When the writer Junot Diaz came to Fordham University this spring, he wore old jeans and a hoodie and swore more than Junior, the profane sometime narrator of his Pulitzer Prize-winning novel, The Brief Wondrous Life of Oscar Wao. He was funny, distracted, self-deprecating, self-indulgent, and brilliant. He kept trying to get off the stage, saying he was only going to read a little, only going to take a few questions. But alone at the podium, he acted out short passages of his novel and talked eloquently, without notes, about being a novelist.
And one thing Diaz said in particular struck a chord in me.
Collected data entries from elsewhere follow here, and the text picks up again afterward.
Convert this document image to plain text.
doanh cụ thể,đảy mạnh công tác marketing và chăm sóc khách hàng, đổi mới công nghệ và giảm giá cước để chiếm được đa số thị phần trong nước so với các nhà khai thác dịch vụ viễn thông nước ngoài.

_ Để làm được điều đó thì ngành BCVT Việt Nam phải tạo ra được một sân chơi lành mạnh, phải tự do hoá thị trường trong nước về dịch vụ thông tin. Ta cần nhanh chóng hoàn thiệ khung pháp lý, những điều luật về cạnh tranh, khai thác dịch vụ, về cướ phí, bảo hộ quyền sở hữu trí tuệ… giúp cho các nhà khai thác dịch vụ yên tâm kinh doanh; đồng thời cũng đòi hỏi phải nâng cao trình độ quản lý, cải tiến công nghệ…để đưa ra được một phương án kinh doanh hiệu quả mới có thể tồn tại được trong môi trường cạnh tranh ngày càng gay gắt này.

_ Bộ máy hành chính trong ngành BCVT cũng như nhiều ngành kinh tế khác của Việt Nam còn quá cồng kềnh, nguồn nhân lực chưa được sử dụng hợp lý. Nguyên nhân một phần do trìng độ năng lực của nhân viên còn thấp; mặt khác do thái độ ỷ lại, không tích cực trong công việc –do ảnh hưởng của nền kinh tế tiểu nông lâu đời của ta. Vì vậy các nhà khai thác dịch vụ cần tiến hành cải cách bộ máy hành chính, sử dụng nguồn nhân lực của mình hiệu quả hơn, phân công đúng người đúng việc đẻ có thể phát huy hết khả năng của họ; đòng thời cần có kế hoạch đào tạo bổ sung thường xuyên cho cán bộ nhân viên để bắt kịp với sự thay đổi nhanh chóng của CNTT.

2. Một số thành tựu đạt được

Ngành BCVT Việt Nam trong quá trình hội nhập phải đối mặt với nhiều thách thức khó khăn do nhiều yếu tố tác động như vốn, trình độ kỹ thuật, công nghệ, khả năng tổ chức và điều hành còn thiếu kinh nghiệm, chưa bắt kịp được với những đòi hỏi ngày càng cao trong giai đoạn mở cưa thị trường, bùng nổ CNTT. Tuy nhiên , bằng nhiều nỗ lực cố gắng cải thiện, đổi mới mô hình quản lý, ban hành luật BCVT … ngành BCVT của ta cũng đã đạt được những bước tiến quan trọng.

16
“The fact that my novel isn’t autobiographical doesn’t mean it isn’t deeply personal,” he said, answering a question he said he gets a lot, about whether Oscar Wao is based on his own life. “This is the power of art: to take a complete lie – fiction – and produce inside people a complete relationship to it. When a novel works, it creates an emotion of profound connection with the reader. You love it with your whole being. Because these emotions are real, it creates an analogue [within the reader]: the novel must be true.”
This, I think, is at the heart of the impulse to write – and read – a novel. It’s what writers strive to do: immerse the reader in a dream world that seems so real, and rings so true, that it echoes or reflects their own experience; it reveals and illuminates motivation and parses emotion; it expresses the inexpressible. It is as real as life.